Martin Wainwright 

Play streamed live from London draws a crowd in Harrogate

National Theatre performance of Phèdre plays to cinema audiences around the country
  
  

Helen Mirren in Phedre at the National Theatre
Helen Mirren in Phedre at the National Theatre. Photograph: Tristram Kenton Photograph: Tristram Kenton

The queue snaked out of the double doors of Harrogate Odeon and into the street last night, but not for Terminator, Transformers or the third Ice Age movie.

Turning their back on Andy Murray's battle with Ernests Gulbis or a sunny evening in the Valley Gardens, Yorkshire punters turned out en masse for Phèdre, the debut of National Theatre Live.

Streamed direct from the South Bank stage to 70 cinemas across the country (and another 200 overseas), the as-it-happens film had sold out in Harrogate before the weekend. Next week's La Traviata from the Royal Opera House is fully booked too and the second National production, All's Well That Ends Well, is going to be upgraded to the cinema's biggest auditorium in October.

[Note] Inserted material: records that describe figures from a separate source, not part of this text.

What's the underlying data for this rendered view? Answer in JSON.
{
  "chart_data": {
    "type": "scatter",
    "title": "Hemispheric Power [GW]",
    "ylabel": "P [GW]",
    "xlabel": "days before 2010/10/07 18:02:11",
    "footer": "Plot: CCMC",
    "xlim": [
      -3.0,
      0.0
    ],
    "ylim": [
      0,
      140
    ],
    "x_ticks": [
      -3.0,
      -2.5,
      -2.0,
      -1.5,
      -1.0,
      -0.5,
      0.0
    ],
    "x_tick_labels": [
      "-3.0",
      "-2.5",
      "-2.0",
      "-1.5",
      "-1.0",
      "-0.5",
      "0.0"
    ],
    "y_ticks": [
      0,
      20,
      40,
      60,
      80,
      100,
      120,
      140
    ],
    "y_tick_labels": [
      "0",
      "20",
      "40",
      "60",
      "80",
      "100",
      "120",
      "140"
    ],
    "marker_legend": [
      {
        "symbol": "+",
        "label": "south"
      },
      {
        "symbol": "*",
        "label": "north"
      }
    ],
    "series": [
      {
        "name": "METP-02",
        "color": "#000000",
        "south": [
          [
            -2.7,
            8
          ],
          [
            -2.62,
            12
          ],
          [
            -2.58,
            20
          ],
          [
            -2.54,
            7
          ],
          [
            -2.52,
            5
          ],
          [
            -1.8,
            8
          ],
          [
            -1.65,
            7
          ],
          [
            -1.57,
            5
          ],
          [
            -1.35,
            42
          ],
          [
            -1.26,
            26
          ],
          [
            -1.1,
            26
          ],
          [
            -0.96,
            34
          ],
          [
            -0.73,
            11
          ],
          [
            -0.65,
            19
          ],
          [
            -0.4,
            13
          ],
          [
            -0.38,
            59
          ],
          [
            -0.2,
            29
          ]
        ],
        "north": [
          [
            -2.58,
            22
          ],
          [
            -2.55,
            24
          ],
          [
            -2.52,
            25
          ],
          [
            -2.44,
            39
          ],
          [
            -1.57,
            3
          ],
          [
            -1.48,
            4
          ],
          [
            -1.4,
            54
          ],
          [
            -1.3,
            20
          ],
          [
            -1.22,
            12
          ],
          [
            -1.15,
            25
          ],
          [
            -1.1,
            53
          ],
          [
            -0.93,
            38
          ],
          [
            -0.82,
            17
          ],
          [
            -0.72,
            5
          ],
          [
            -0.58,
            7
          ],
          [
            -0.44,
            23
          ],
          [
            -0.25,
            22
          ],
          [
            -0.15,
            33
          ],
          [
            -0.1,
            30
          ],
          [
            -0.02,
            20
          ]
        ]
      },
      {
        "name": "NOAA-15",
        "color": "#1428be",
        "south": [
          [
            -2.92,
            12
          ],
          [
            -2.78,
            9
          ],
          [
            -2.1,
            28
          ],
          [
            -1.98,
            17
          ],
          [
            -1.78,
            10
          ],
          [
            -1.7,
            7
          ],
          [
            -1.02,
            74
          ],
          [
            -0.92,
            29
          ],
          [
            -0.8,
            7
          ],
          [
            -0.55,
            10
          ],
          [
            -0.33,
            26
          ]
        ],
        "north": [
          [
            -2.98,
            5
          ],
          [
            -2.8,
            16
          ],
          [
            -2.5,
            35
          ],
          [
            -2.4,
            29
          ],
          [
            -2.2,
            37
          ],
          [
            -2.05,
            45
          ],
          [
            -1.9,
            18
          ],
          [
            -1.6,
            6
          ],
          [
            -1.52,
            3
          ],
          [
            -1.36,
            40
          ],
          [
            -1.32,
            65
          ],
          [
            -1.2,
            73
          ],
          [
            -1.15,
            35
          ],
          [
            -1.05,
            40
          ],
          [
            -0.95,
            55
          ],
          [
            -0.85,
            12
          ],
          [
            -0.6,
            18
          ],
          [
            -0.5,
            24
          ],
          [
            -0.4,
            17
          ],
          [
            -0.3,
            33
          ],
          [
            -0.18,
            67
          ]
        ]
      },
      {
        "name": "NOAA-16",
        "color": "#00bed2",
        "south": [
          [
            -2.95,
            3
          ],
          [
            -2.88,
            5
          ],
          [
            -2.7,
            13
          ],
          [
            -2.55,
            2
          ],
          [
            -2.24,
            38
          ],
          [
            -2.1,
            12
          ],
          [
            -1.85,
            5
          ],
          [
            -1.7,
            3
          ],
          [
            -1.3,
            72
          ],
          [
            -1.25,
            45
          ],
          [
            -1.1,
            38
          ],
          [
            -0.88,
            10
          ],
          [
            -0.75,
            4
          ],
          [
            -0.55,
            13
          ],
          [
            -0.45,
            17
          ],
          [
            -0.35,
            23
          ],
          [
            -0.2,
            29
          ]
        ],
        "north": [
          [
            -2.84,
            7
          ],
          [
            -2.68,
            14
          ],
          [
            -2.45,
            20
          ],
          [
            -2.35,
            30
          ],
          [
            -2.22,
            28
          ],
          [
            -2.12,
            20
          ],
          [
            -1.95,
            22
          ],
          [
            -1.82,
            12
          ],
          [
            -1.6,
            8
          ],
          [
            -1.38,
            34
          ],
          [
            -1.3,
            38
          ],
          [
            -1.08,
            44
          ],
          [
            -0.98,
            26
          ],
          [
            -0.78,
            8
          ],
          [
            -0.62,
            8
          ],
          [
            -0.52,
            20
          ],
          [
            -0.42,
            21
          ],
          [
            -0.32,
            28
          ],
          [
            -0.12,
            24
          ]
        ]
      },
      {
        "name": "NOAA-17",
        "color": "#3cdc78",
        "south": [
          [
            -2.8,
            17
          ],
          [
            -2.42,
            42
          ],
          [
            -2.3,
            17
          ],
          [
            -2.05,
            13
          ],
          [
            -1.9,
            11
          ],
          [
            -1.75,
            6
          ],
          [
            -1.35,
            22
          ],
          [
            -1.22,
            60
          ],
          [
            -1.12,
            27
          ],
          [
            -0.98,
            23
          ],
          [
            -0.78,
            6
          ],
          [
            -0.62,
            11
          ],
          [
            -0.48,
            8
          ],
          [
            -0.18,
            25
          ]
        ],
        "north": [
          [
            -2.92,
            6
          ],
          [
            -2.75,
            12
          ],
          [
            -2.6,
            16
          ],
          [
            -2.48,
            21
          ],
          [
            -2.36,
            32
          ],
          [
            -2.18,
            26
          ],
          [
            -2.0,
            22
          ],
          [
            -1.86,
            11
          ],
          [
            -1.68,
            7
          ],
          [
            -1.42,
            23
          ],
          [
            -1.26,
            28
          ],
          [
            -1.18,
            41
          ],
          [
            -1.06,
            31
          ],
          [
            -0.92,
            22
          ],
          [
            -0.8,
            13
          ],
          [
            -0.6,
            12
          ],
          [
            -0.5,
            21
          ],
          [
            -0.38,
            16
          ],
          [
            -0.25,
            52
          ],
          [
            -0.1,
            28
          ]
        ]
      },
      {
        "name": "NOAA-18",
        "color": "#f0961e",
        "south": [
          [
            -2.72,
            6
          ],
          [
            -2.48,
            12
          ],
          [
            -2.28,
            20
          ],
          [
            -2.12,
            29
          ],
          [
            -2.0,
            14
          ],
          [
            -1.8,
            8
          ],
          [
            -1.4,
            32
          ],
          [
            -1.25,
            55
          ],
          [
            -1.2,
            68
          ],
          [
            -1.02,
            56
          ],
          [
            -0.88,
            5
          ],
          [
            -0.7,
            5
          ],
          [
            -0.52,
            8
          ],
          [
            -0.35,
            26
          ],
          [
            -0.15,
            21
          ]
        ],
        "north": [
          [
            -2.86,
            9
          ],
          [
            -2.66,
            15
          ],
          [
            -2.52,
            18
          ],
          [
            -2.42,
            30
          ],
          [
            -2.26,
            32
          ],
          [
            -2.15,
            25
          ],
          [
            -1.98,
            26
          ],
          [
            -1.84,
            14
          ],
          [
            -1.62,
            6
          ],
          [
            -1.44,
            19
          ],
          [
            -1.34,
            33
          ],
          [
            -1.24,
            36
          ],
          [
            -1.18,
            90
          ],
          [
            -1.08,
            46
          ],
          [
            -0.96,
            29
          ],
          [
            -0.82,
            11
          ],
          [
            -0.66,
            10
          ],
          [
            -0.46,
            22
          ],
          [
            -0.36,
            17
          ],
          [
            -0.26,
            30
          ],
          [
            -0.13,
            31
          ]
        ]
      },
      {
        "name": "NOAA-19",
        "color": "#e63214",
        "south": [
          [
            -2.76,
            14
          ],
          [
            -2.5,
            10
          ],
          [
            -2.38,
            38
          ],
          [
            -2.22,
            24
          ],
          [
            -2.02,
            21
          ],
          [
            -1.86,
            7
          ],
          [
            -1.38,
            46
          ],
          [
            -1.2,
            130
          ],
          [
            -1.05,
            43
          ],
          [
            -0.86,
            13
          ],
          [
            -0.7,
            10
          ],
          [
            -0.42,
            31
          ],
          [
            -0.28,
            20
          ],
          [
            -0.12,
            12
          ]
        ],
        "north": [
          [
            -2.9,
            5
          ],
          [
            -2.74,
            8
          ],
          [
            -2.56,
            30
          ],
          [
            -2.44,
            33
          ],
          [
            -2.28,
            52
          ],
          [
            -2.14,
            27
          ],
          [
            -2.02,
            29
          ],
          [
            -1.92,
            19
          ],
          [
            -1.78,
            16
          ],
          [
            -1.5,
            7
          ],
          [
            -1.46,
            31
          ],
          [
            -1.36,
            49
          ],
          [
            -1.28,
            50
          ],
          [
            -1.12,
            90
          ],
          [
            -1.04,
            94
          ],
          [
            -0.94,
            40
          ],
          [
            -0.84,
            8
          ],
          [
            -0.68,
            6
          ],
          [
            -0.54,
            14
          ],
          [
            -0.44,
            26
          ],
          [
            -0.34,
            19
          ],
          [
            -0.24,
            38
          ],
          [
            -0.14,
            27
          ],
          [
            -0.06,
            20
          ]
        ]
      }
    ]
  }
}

"It's been brilliant but quite nerve-wracking," said the cinema manager, David Wilkinson, after a day of setting up digital links and a dish on the roof to take the broadcast from the ageing Thor satellite. Sound quality was a little wavery at the start but the audience flooding out at 9pm was 100% satisfied.

"Captivating, everything I'd hoped for," said Janet Hill, who should have been working a late shift at Harrogate's Turkish baths but got a colleague to cover. "I thought I wasn't going to get in but I was first in the queue for returns and, thank goodness, they found me a seat."

Seventeenth-century passions translated from French also went down well with the Miller family, who came to Harrogate after a parallel showing in York sold out even earlier. "Why? Well, it has got Helen Mirren in it, hasn't it," said 18-year-old Jake Miller, with the happy air of someone who has just finished their A-levels.

The tickets, at £10, were dearer than Harrogate's usual £7.30 but way below the rates paid by the audience at the National Theatre in London, whose coughs and rustles were screened out by targeted microphones. You could hear them clapping, though, and the Harrogate audience followed suit "Though we weren't sure whether to," said Jake's father, David, "seeing that we're 220 miles away."

Wilkinson and his staff were delighted with the sell-out at their cinema, which was picked because of Harrogate's cultured audience profile. The only downside, he said, was that it wasn't a very good evening for popcorn sales.